Machine learning models' assessment: trust and performance

Sousa, S.,Paredes, S.,Rocha, T.,Sousa, J.
DOI: https://doi.org/10.1007/s11517-024-03145-5
2024-06-09
Medical & Biological Engineering & Computing
Abstract:The common black box nature of machine learning models is an obstacle to their application in health care context. Their widespread application is limited by a significant "lack of trust." So, the main goal of this work is the development of an evaluation approach that can assess, simultaneously, trust and performance. Trust assessment is based on (i) model robustness (stability assessment), (ii) confidence (95% CI of geometric mean), and (iii) interpretability (comparison of respective features ranking with clinical evidence). Performance is assessed through geometric mean. For validation, in patients' stratification in cardiovascular risk assessment, a Portuguese dataset ( N =1544) was applied. Five different models were compared: (i) GRACE score, the most common risk assessment tool in Portugal for patients with acute coronary syndrome; (ii) logistic regression; (iii) Naïve Bayes; (iv) decision trees; and (v) rule-based approach, previously developed by this team. The obtained results confirm that the simultaneous assessment of trust and performance can be successfully implemented. The rule-based approach seems to have potential for clinical application. It provides a high level of trust in the respective operation while outperformed the GRACE model's performance, enhancing the required physicians' acceptance. This may increase the possibility to effectively aid the clinical decision.
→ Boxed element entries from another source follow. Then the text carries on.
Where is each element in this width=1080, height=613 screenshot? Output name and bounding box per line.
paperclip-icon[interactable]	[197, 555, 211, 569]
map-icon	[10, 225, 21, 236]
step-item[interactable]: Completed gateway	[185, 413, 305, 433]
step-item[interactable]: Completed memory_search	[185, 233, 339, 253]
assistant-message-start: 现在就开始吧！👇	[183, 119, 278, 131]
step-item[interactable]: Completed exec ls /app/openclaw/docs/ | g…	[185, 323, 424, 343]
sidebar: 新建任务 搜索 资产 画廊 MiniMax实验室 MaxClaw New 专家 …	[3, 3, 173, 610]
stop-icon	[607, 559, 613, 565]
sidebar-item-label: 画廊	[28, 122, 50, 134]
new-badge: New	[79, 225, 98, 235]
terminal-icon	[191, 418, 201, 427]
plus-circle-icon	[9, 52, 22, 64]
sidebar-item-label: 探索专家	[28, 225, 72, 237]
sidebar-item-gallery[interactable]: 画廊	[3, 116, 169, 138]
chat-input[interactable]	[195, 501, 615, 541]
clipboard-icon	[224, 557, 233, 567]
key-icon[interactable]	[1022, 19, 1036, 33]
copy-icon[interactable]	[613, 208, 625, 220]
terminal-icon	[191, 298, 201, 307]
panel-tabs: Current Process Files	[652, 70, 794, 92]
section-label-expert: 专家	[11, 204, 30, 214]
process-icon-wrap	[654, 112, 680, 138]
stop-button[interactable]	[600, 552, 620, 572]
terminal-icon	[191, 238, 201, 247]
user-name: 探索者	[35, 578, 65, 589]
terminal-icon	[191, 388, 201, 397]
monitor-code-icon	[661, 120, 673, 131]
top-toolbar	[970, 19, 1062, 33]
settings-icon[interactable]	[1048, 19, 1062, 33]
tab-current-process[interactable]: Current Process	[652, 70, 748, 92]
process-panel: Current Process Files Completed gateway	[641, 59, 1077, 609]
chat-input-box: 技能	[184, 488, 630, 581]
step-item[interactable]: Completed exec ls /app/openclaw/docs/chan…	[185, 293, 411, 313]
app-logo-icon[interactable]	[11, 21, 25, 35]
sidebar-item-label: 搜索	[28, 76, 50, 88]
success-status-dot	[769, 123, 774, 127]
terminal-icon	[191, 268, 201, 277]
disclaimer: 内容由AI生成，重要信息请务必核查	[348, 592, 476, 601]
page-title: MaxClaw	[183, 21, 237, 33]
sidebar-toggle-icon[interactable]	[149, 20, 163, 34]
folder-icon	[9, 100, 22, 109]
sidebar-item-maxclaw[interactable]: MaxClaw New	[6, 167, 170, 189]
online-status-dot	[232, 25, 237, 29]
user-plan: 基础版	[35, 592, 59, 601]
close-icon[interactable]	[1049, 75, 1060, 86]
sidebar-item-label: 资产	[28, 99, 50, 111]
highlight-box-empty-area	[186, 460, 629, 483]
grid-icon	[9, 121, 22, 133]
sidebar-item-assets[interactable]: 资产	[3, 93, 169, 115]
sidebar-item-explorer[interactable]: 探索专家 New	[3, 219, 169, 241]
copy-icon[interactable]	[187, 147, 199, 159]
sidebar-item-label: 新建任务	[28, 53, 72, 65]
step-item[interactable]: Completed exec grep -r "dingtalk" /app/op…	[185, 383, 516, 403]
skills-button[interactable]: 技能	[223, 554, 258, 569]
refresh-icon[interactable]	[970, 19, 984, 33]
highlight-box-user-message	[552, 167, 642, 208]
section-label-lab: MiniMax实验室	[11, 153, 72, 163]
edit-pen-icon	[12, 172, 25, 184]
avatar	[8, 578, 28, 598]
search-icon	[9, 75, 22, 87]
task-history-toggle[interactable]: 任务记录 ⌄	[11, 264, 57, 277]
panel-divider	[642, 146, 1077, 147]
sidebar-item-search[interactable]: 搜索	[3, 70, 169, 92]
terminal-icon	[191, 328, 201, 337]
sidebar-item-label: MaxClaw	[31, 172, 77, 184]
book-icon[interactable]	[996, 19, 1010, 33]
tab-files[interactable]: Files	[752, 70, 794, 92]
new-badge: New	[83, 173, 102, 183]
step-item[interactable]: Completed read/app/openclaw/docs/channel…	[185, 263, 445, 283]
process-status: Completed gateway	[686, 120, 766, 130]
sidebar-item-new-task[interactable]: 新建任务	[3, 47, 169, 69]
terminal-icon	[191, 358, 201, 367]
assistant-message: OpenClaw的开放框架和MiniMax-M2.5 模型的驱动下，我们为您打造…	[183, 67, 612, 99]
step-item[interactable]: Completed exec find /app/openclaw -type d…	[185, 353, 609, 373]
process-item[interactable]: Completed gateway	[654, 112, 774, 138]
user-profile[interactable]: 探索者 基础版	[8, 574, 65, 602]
engineering, biomedical,computer science, interdisciplinary applications,mathematical & computational biology,medical informatics
What problem does this paper attempt to address?
The main objective of this paper is to develop an evaluation method that can simultaneously assess the trustworthiness and performance of machine learning models. Specifically: 1. **Trustworthiness Evaluation**: - Model robustness (stability assessment). - Confidence (95% confidence interval of the geometric mean). - Interpretability (comparison of feature ranking with clinical evidence). 2. **Performance Evaluation**: - Performance is assessed by calculating the geometric mean (Gmean). To validate the effectiveness of this evaluation method, a Portuguese cardiovascular disease dataset (N=1544) was selected, and five different models were compared: - GRACE score: The most commonly used risk assessment tool among Portuguese patients with acute coronary syndrome. - Logistic regression. - Bayesian algorithm. - Decision tree. - Rule-based method (previously developed by the research team). The results indicate that it is feasible to simultaneously assess trustworthiness and performance, and the rule-based method has potential advantages in clinical applications. It not only improves trustworthiness in operation but also outperforms the GRACE model in terms of performance, thereby enhancing doctors' acceptance of the model, which aids in clinical decision support.